Choosing certified fireproof textiles guarantees that spaces meet legal requirements and that the materials have undergone rigorous testing for performance and reliability.

How Dabedan supports innovation and fire safety in textiles

At Dabedan, we believe that innovation in flame-retardant fabrics begins with understanding the science behind them. By studying thermal conductivity and heat transfer, we design textiles that not only meet international safety standards but also enhance acoustic comfort, light control, and visual harmony.

Our collections are produced in Barcelona, using state-of-the-art weaving technology and European inherently flame-retardant polyester fibres that ensure long-term performance and traceability.

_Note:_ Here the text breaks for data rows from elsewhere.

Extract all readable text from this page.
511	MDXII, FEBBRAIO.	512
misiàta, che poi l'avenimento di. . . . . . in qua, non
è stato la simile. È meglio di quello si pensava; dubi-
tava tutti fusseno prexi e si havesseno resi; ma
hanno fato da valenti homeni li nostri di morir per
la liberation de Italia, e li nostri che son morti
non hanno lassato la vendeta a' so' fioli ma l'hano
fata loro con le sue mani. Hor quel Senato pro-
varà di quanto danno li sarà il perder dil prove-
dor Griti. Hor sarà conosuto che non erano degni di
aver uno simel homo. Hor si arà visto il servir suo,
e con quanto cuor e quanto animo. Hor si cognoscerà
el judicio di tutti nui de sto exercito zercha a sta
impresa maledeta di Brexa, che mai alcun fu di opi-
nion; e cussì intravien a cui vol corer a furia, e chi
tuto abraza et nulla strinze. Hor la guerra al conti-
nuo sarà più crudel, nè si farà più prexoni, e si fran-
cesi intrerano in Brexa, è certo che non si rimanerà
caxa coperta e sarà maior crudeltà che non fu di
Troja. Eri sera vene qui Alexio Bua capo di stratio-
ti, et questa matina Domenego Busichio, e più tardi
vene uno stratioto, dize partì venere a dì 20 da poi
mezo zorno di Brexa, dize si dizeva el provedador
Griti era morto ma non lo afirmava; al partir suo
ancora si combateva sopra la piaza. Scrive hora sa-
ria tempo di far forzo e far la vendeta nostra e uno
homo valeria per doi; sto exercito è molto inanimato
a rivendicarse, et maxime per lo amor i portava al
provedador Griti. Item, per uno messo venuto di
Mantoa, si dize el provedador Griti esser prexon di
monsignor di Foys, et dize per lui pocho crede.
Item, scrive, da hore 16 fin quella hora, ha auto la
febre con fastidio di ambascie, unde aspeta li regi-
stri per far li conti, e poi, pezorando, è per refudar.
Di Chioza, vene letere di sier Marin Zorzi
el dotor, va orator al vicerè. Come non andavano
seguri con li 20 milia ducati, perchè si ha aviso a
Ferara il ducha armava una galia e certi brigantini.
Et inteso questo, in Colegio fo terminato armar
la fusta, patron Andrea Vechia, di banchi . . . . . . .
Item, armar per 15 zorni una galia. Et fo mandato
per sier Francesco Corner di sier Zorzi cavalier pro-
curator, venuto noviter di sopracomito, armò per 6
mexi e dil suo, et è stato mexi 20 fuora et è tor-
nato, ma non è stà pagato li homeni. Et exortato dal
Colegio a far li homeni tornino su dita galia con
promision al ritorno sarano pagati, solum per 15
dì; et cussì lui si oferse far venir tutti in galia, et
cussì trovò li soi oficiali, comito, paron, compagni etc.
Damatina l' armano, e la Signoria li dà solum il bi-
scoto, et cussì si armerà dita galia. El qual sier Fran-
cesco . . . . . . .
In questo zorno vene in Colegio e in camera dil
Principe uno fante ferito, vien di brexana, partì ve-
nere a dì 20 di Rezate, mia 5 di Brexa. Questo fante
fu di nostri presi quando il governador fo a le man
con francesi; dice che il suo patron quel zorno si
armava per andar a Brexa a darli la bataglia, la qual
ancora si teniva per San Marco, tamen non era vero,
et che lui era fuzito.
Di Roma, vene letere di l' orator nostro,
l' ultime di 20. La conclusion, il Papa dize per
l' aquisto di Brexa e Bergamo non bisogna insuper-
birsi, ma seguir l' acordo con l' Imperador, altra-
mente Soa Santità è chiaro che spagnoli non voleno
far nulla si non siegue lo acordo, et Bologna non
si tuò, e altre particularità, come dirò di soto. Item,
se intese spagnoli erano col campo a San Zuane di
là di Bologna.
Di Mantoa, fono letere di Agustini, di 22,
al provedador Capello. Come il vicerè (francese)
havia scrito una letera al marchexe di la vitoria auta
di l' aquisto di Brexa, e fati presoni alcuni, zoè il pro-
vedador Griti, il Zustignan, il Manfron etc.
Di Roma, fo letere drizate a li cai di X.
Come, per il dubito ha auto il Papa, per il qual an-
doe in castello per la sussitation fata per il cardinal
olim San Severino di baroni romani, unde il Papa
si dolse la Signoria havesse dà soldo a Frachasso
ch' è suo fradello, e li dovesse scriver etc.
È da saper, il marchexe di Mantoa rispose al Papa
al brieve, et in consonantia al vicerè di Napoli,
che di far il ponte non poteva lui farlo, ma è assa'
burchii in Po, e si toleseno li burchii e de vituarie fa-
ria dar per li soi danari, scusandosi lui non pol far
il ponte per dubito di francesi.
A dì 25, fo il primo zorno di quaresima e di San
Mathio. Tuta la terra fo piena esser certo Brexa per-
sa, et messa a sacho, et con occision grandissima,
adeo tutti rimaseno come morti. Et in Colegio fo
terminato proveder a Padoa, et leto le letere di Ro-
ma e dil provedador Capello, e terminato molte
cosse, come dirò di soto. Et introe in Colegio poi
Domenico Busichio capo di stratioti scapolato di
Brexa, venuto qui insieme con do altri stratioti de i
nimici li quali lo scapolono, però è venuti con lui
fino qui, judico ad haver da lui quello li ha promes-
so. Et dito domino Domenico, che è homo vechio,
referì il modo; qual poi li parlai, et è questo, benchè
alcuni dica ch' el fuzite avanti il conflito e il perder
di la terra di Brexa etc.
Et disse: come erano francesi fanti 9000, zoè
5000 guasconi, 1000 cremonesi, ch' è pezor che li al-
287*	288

Every fabric is tested according to EN 13501-1 and other international standards, confirming that Dabedan products offer certified fire safety without compromising beauty.

We collaborate closely with architects, interior designers, and contract professionals to help them select the right fabric for each project, ensuring both compliance and inspiration.

Safety and design can coexist beautifully. With Dabedan’s fabrics, every space becomes a place where innovation, comfort, and protection work together seamlessly.